Last-second man: Kyle Busch wins Truck opener with daring move
Waiting until literally the last moment to execute the winning move, Kyle Busch inched ahead of Timothy Peters at the finish line to capture Friday night's NASCAR Camping World Truck Series opener at Daytona International Speedway.
Peters, who passed Busch for the lead with five laps to go and held the point before Busch surged to his outside in the tri-oval coming to the checkered flag, missed out on his second Daytona truck win by a scant .017 seconds.
Busch, a Sprint Cup Series veteran, collected his first truck win at the famed 2.5-mile oval and became the first driver to go to Victory Lane in the Nationwide Series, the Truck Series and ARCA at Daytona.
"All circumstances played out in our favor, and it just sort of worked," Busch said of his winning move. "I kind of threw a Hail Mary out there just seeing if our truck was faster than the 17 (Peters). Luckily, it happened and it worked and the timing was good and we made it to the start/finish line first."
Peters, a Virginia native who appeared to have the race in hand before Busch's last-second move, took the disappointment of being so close to victory in stride.
"He had a good run on me coming off of (Turn) 4, and he's Kyle Busch," Peters said. "I should have done a little bit better job of backing up to him, because I knew I had a strong truck. The thing that stings is I got too far out front. The good thing is we got second, we led laps. Last year we came here, finished 30th, got involved in a wreck."
Johnny Sauter, Ryan Truex and Ron Hornaday Jr. completed the top five.
The first 60 laps of the 100-lap race produced only two cautions -- the first a competition yellow on Lap 21, and the second when Jennifer Jo Cobb's truck slowed on the backstretch on Lap 50.
The tranquility didn't last, however.
With the field bunched in a tight pack for seven laps following a restart with 44 to go, a push from Ross Chastain sent Parker Kligerman down the track and into the right rear of Mason Mingus' Toyota, turning Mingus into the wall head-on and setting in motion a wreck that ultimately involved 17 trucks.
"There really wasn't anywhere for us to go," Mingus said. "Unfortunately, we pretty much destroyed a really good truck."
Chastain took the blame -- at least partly -- for triggering the incident, which inflicted damage to nearly half the field.
"A lot of it's on me for being too aggressive too early," he said.
A fourth and final caution for Travis Kvapil's blown engine set the stage for an 11-lap shootout to the finish, with Busch and Truex out front on the restart. Busch held the lead until Peters blew past with five laps to go, only to regain it when it counted.
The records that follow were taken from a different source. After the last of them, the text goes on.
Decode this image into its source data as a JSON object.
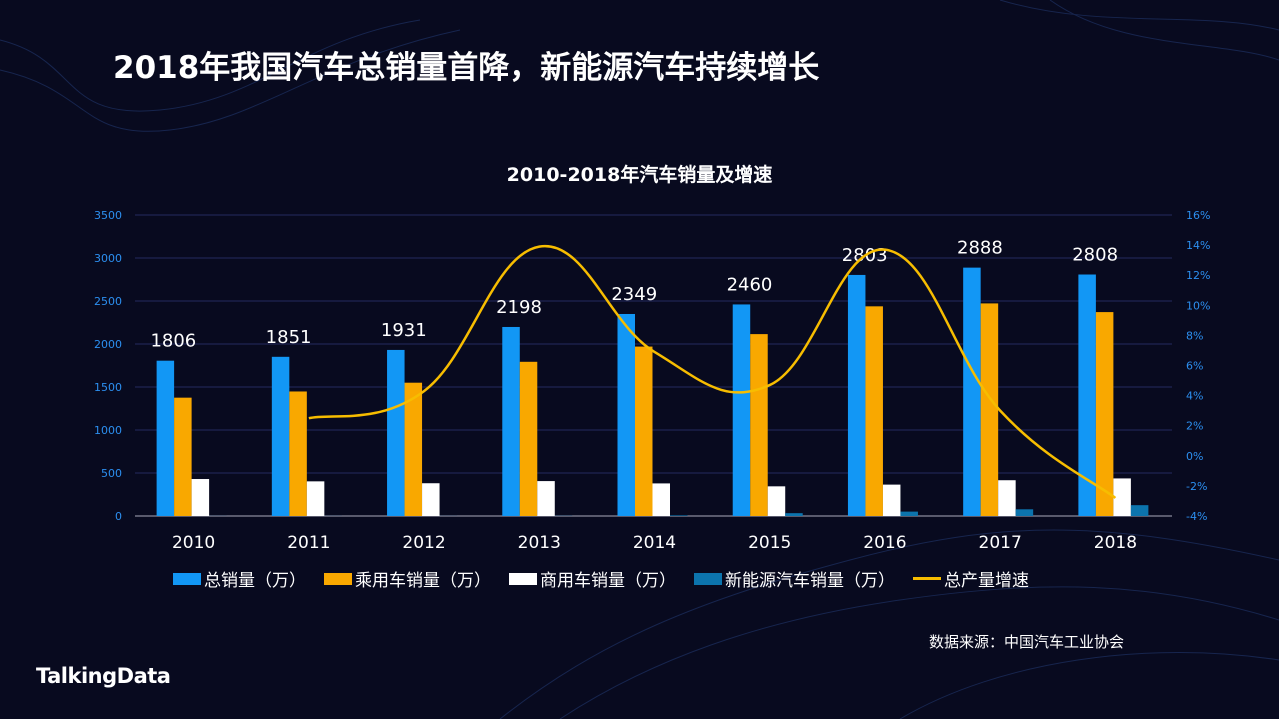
{
  "page": {
    "title": "2018年我国汽车总销量首降，新能源汽车持续增长",
    "source": "数据来源：中国汽车工业协会",
    "logo": "TalkingData"
  },
  "chart_data": {
    "type": "bar",
    "title": "2010-2018年汽车销量及增速",
    "categories": [
      "2010",
      "2011",
      "2012",
      "2013",
      "2014",
      "2015",
      "2016",
      "2017",
      "2018"
    ],
    "y_left": {
      "range": [
        0,
        3500
      ],
      "ticks": [
        "0",
        "500",
        "1000",
        "1500",
        "2000",
        "2500",
        "3000",
        "3500"
      ]
    },
    "y_right": {
      "range": [
        -4,
        16
      ],
      "ticks": [
        "-4%",
        "-2%",
        "0%",
        "2%",
        "4%",
        "6%",
        "8%",
        "10%",
        "12%",
        "14%",
        "16%"
      ]
    },
    "grid": true,
    "legend_position": "bottom",
    "series": [
      {
        "name": "总销量（万）",
        "type": "bar",
        "color": "#1297f5",
        "values": [
          1806,
          1851,
          1931,
          2198,
          2349,
          2460,
          2803,
          2888,
          2808
        ],
        "labels": [
          "1806",
          "1851",
          "1931",
          "2198",
          "2349",
          "2460",
          "2803",
          "2888",
          "2808"
        ]
      },
      {
        "name": "乘用车销量（万）",
        "type": "bar",
        "color": "#f9a800",
        "values": [
          1376,
          1448,
          1550,
          1793,
          1970,
          2115,
          2438,
          2472,
          2371
        ]
      },
      {
        "name": "商用车销量（万）",
        "type": "bar",
        "color": "#ffffff",
        "values": [
          430,
          403,
          381,
          406,
          379,
          345,
          365,
          416,
          437
        ]
      },
      {
        "name": "新能源汽车销量（万）",
        "type": "bar",
        "color": "#0c74ad",
        "values": [
          1,
          1,
          1,
          2,
          7,
          33,
          51,
          78,
          126
        ]
      },
      {
        "name": "总产量增速",
        "type": "line",
        "axis": "right",
        "color": "#f7bd00",
        "values": [
          null,
          2.5,
          4.3,
          13.9,
          6.9,
          4.7,
          13.7,
          3.0,
          -2.8
        ]
      }
    ]
  }
}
Ben Kennedy, the great-grandson of NASCAR founder William H.G. "Big Bill" France, led 52 laps after starting from the pole.
The son of International Speedway Corporation CEO Lesa France Kennedy and nephew of NASCAR Chairman Brian France yielded the top spot when his car stalled leaving pit road on Lap 52, falling to 11th in the running order. Kennedy finished 15th.